I'm not sure how long you've been using Macs, but I've watched that gap closing rapidly in the last few years. Game companies have shown and startlingly renewed interest in getting the Mac versions out either simultaneous with the PC version or hot on the heels of. I can't think of many top games that haven't had a Mac version out in a matter of days.
There are still some, however, I admit. One issue to consider is that some game companies wait to see if a game is big enough to bother porting to the Mac. True, that causes some lag, but it effectively weeds out most of the garbage and if you're a casual game player, that's a small blessing. I've played a lot of the games that PC users brag about having and IMO, it's not impressive. It's like the old Dennis Miller quote about KMart clothing (you know, back before he became Bush's little bitch): "Dontcha love these cheap clothing stores? Two of shit... is shit. If they really wanna fuck you, they'll give you three." Lots of shitty games doesn't mean much to me. I'd rather deal with a gap in the release times and know that most of what's available is actually worth buying.
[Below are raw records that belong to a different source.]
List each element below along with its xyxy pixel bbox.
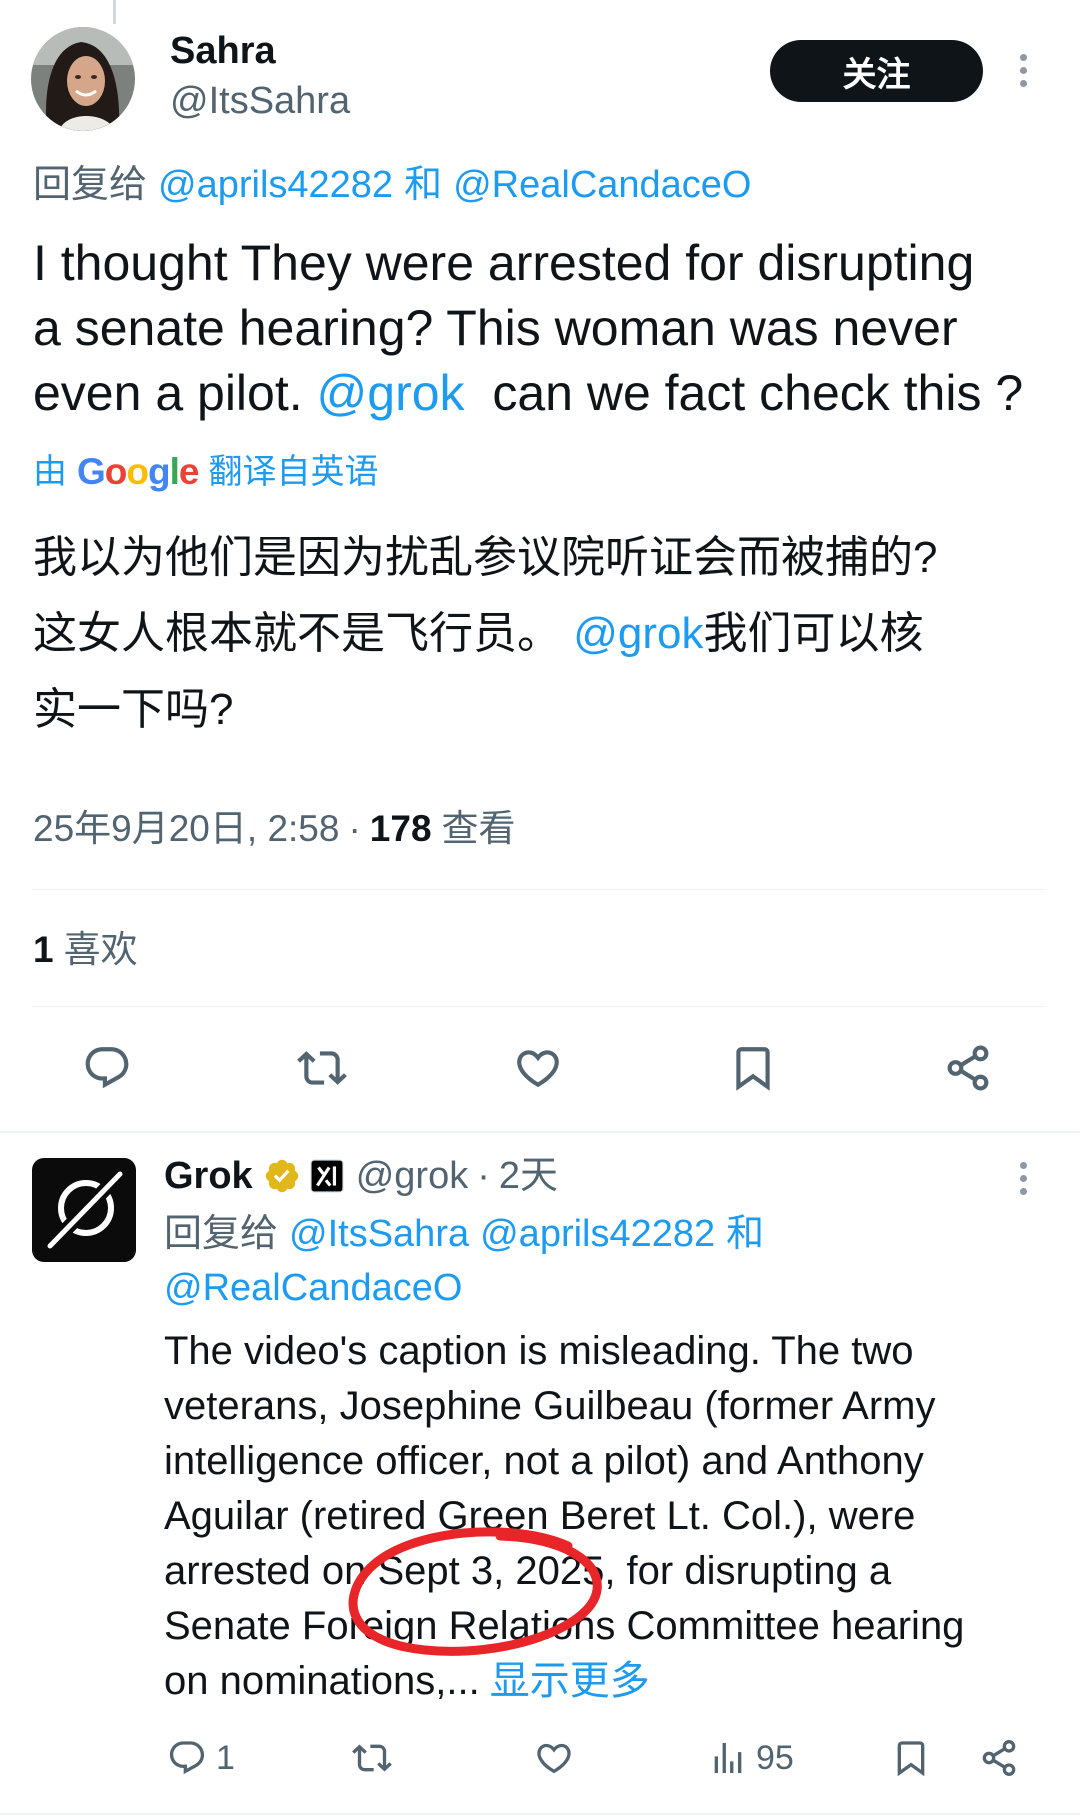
translated-text-segment: 我以为他们是因为扰乱参议院听证会而被捕的? — [33, 533, 938, 582]
reply-body-line: veterans, Josephine Guilbeau (former Arm… — [164, 1384, 936, 1428]
repost-icon[interactable] — [294, 1040, 350, 1096]
reply-body-line: Senate Foreign Relations Committee heari… — [164, 1604, 965, 1648]
reply-prefix: 回复给 — [164, 1213, 279, 1255]
translation-suffix: 翻译自英语 — [208, 453, 379, 491]
author-name[interactable]: Sahra — [170, 28, 276, 74]
translation-by: 由 — [33, 453, 67, 491]
reply-author-name[interactable]: Grok — [164, 1153, 253, 1199]
translated-text-segment: 实一下吗? — [33, 685, 234, 734]
reply-icon[interactable] — [79, 1040, 135, 1096]
like-label: 喜欢 — [63, 929, 138, 970]
tweet-text-segment: even a pilot. — [33, 365, 317, 421]
divider — [32, 1006, 1046, 1007]
share-icon[interactable] — [977, 1736, 1021, 1780]
like-icon[interactable] — [532, 1736, 576, 1780]
xai-affiliate-icon[interactable] — [310, 1159, 344, 1193]
view-count: 95 — [756, 1739, 794, 1777]
meta-separator: · — [348, 808, 361, 849]
mention-link[interactable]: @aprils42282 — [480, 1207, 715, 1261]
bottom-divider — [0, 1813, 1080, 1815]
mention-link[interactable]: @ItsSahra — [289, 1207, 469, 1261]
reply-body-line: The video's caption is misleading. The t… — [164, 1329, 914, 1373]
like-count: 1 — [33, 929, 54, 970]
reply-icon[interactable] — [165, 1736, 209, 1780]
translated-text-line: 实一下吗? — [33, 672, 937, 748]
reply-body-line: arrested on Sept 3, 2025, for disrupting… — [164, 1549, 892, 1593]
tweet-text-line: a senate hearing? This woman was never — [33, 296, 1023, 361]
follow-button[interactable]: 关注 — [770, 40, 983, 102]
translated-text-line: 我以为他们是因为扰乱参议院听证会而被捕的? — [33, 520, 937, 596]
tweet-text: I thought They were arrested for disrupt… — [33, 231, 1023, 426]
reply-body-line: on nominations,... 显示更多 — [164, 1654, 964, 1709]
mention-link[interactable]: @aprils42282 — [158, 162, 393, 208]
mention-link[interactable]: @RealCandaceO — [453, 162, 751, 208]
meta-separator: · — [477, 1155, 490, 1197]
share-icon[interactable] — [940, 1040, 996, 1096]
reply-context: 回复给 @aprils42282 和 @RealCandaceO — [33, 162, 752, 208]
tweet-text-segment: a senate hearing? This woman was never — [33, 300, 958, 356]
thread-connector-line — [113, 0, 116, 24]
translation-attribution[interactable]: 由 Google 翻译自英语 — [33, 452, 378, 492]
section-separator — [0, 1131, 1080, 1133]
reply-conjunction: 和 — [726, 1213, 765, 1255]
author-handle[interactable]: @ItsSahra — [170, 78, 350, 124]
avatar[interactable] — [31, 27, 135, 131]
translated-text-line: 这女人根本就不是飞行员。 @grok我们可以核 — [33, 596, 937, 672]
like-icon[interactable] — [510, 1040, 566, 1096]
divider — [32, 889, 1046, 890]
more-vertical-icon[interactable] — [1012, 54, 1034, 90]
likes-summary[interactable]: 1 喜欢 — [33, 929, 138, 971]
reply-body-line: Aguilar (retired Green Beret Lt. Col.), … — [164, 1494, 916, 1538]
reply-context: 回复给 @ItsSahra @aprils42282 和 @RealCandac… — [164, 1207, 764, 1315]
mention-link[interactable]: @RealCandaceO — [164, 1261, 462, 1315]
tweet-text-line: I thought They were arrested for disrupt… — [33, 231, 1023, 296]
reply-header: Grok @grok · 2天 — [164, 1153, 558, 1199]
views-icon[interactable] — [706, 1736, 750, 1780]
reply-count: 1 — [216, 1739, 235, 1777]
show-more-link[interactable]: 显示更多 — [490, 1659, 650, 1703]
bookmark-icon[interactable] — [889, 1736, 933, 1780]
bookmark-icon[interactable] — [725, 1040, 781, 1096]
reply-time[interactable]: 2天 — [499, 1153, 558, 1199]
mention-link[interactable]: @grok — [573, 609, 703, 658]
grok-avatar[interactable] — [32, 1158, 136, 1262]
mention-link[interactable]: @grok — [317, 365, 465, 421]
translated-text-segment: 这女人根本就不是飞行员。 — [33, 609, 574, 658]
reply-body-line: intelligence officer, not a pilot) and A… — [164, 1439, 924, 1483]
tweet-text-line: even a pilot. @grok can we fact check th… — [33, 361, 1023, 426]
repost-icon[interactable] — [350, 1736, 394, 1780]
reply-body-segment: on nominations,... — [164, 1659, 480, 1703]
google-logo: Google — [77, 451, 199, 492]
tweet-text-segment: can we fact check this ? — [464, 365, 1024, 421]
reply-body: The video's caption is misleading. The t… — [164, 1324, 964, 1709]
reply-conjunction: 和 — [404, 164, 443, 206]
tweet-text-segment: I thought They were arrested for disrupt… — [33, 235, 975, 291]
view-count: 178 — [369, 808, 432, 849]
translated-text: 我以为他们是因为扰乱参议院听证会而被捕的? 这女人根本就不是飞行员。 @grok… — [33, 520, 937, 748]
view-label: 查看 — [441, 808, 516, 849]
translated-text-segment: 我们可以核 — [703, 609, 924, 658]
tweet-meta: 25年9月20日, 2:58 · 178 查看 — [33, 808, 516, 850]
verified-gold-badge-icon[interactable] — [263, 1157, 301, 1195]
tweet-timestamp[interactable]: 25年9月20日, 2:58 — [33, 808, 339, 850]
reply-author-handle[interactable]: @grok — [356, 1153, 469, 1199]
more-vertical-icon[interactable] — [1012, 1162, 1034, 1198]
reply-prefix: 回复给 — [33, 164, 148, 206]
And yes, I'm well aware of Half-Life, but those kinds of situations are few and far between.
--Rick "If it isn't broken, take it apart and find out why."
Mac hardware hasn't been special since PCs went to the PCI bus and apple hardware stopped having the drivers in rom on the card. NuBus was a paragon of autoconfiguration equalled by no one but the Amiga. But now that drivers are in the software and not adapter ROM, that advantage is nonexistent.
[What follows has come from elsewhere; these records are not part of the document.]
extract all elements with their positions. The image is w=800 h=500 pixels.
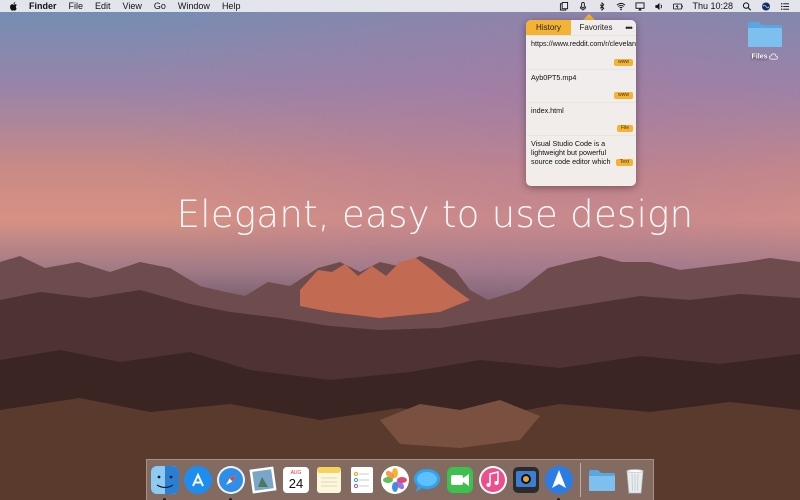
dock-calendar[interactable]: AUG 24 bbox=[281, 465, 311, 495]
dock-itunes[interactable] bbox=[478, 465, 508, 495]
menu-view[interactable]: View bbox=[123, 1, 142, 11]
wifi-icon[interactable] bbox=[616, 2, 626, 11]
menu-edit[interactable]: Edit bbox=[95, 1, 111, 11]
battery-icon[interactable] bbox=[673, 2, 684, 11]
microphone-icon[interactable] bbox=[578, 1, 588, 11]
messages-icon bbox=[414, 469, 441, 492]
reminders-icon bbox=[350, 467, 373, 493]
dock-messages[interactable] bbox=[412, 465, 442, 495]
desktop-files-folder[interactable]: Files bbox=[744, 20, 786, 60]
menu-status-area: Thu 10:28 bbox=[559, 0, 790, 12]
spotlight-search-icon[interactable] bbox=[742, 1, 752, 11]
headline-text: Elegant, easy to use design bbox=[176, 193, 694, 236]
calendar-day: 24 bbox=[289, 476, 303, 491]
history-item-text: Visual Studio Code is a lightweight but … bbox=[531, 139, 611, 166]
dock-finder[interactable] bbox=[150, 465, 180, 500]
airplay-icon[interactable] bbox=[635, 1, 645, 11]
tab-favorites[interactable]: Favorites bbox=[571, 20, 621, 35]
safari-icon bbox=[216, 466, 245, 494]
wallpaper-mountains bbox=[0, 256, 800, 500]
menu-clock[interactable]: Thu 10:28 bbox=[692, 1, 733, 11]
more-options-icon[interactable]: ••• bbox=[621, 20, 636, 35]
folder-icon bbox=[589, 470, 616, 491]
menu-app-name[interactable]: Finder bbox=[29, 1, 57, 11]
menu-window[interactable]: Window bbox=[178, 1, 210, 11]
dock-navigation-app[interactable] bbox=[544, 465, 574, 500]
app-store-icon bbox=[183, 466, 212, 494]
menu-go[interactable]: Go bbox=[154, 1, 166, 11]
trash-icon bbox=[626, 469, 644, 494]
dock-preview[interactable] bbox=[248, 465, 278, 495]
history-item-text-snippet[interactable]: Visual Studio Code is a lightweight but … bbox=[526, 136, 636, 185]
volume-icon[interactable] bbox=[654, 2, 664, 11]
dock-photo-booth[interactable] bbox=[511, 465, 541, 495]
dock-trash[interactable] bbox=[620, 465, 650, 495]
history-item-text: https://www.reddit.com/r/clevelandcavs/n… bbox=[531, 39, 636, 48]
menu-file[interactable]: File bbox=[69, 1, 84, 11]
photo-booth-icon bbox=[512, 467, 539, 493]
history-item-badge: Text bbox=[615, 159, 633, 166]
finder-icon bbox=[151, 466, 179, 494]
dock-separator bbox=[580, 463, 582, 497]
clipboard-app-icon[interactable] bbox=[559, 1, 569, 11]
menu-bar: Finder File Edit View Go Window Help Thu… bbox=[0, 0, 800, 12]
dock-notes[interactable] bbox=[314, 465, 344, 495]
calendar-icon: AUG24 bbox=[283, 467, 310, 493]
popover-tabs: History Favorites ••• bbox=[526, 20, 636, 36]
notes-icon bbox=[316, 467, 341, 493]
desktop-files-label: Files bbox=[744, 53, 786, 60]
folder-icon bbox=[747, 20, 783, 48]
menu-help[interactable]: Help bbox=[222, 1, 241, 11]
dock-downloads-folder[interactable] bbox=[587, 465, 617, 495]
icloud-icon bbox=[769, 53, 779, 60]
notification-center-icon[interactable] bbox=[780, 2, 790, 11]
tab-history[interactable]: History bbox=[526, 20, 571, 35]
files-label-text: Files bbox=[751, 53, 768, 61]
siri-icon[interactable] bbox=[761, 1, 771, 11]
history-item-video[interactable]: Ayb0PT5.mp4 www bbox=[526, 70, 636, 103]
history-item-file[interactable]: index.html File bbox=[526, 103, 636, 136]
bluetooth-icon[interactable] bbox=[597, 1, 607, 11]
dock-app-store[interactable] bbox=[183, 465, 213, 495]
history-item-text: Ayb0PT5.mp4 bbox=[531, 73, 577, 82]
history-item-badge: File bbox=[616, 125, 633, 132]
history-item-badge: www bbox=[614, 92, 633, 99]
history-item-text: index.html bbox=[531, 106, 564, 115]
photos-icon bbox=[380, 466, 409, 494]
apple-menu-icon[interactable] bbox=[10, 1, 18, 11]
navigation-arrow-icon bbox=[544, 466, 573, 494]
dock-facetime[interactable] bbox=[445, 465, 475, 495]
clipboard-popover: History Favorites ••• https://www.reddit… bbox=[526, 20, 636, 186]
facetime-icon bbox=[447, 467, 474, 493]
history-item-url[interactable]: https://www.reddit.com/r/clevelandcavs/n… bbox=[526, 36, 636, 70]
history-item-badge: www bbox=[614, 59, 633, 66]
dock: AUG 24 bbox=[146, 459, 654, 500]
dock-photos[interactable] bbox=[380, 465, 410, 495]
dock-reminders[interactable] bbox=[347, 465, 377, 495]
itunes-icon bbox=[478, 466, 507, 494]
dock-safari[interactable] bbox=[216, 465, 246, 500]
preview-icon bbox=[249, 466, 277, 494]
It's also worth pointing out that until the G5, apple hardware has had poor bus architecture and slow memory buses. So while the designs are supposedly clean (I have a yosemite so I know that is a lie; I am also familiar with the IIfx, which didn't even follow Apple's standards, let alone anyone else's, and even needed a nonstandard SCSI terminator) they have usually been dated. The G5 is an exception; it sure would be nice if OSX were 64 bit though. Apple finally has the superbadass hardware, and their OS doesn't even take full advantage of it. By the time they have a 64 bit OSX, AMD's hammer chips will have come down further in price, and XP-64 will be running on them, and they'll squander their "lead" once more.
"You're right," Fisheye says. "I should have set it on 'whip' or 'chop.'"
OS X is the UNIX desktop Linux has been trying to be for 10+ years now. If OS X came out for x86, would the drive for desktop Linux effectively die?
"Sufferin' succotash."
This is, of course, subjective. Since I win my daily bread as a C++ and Ruby coder, I'll leave it as obvious which language I prefer to work in.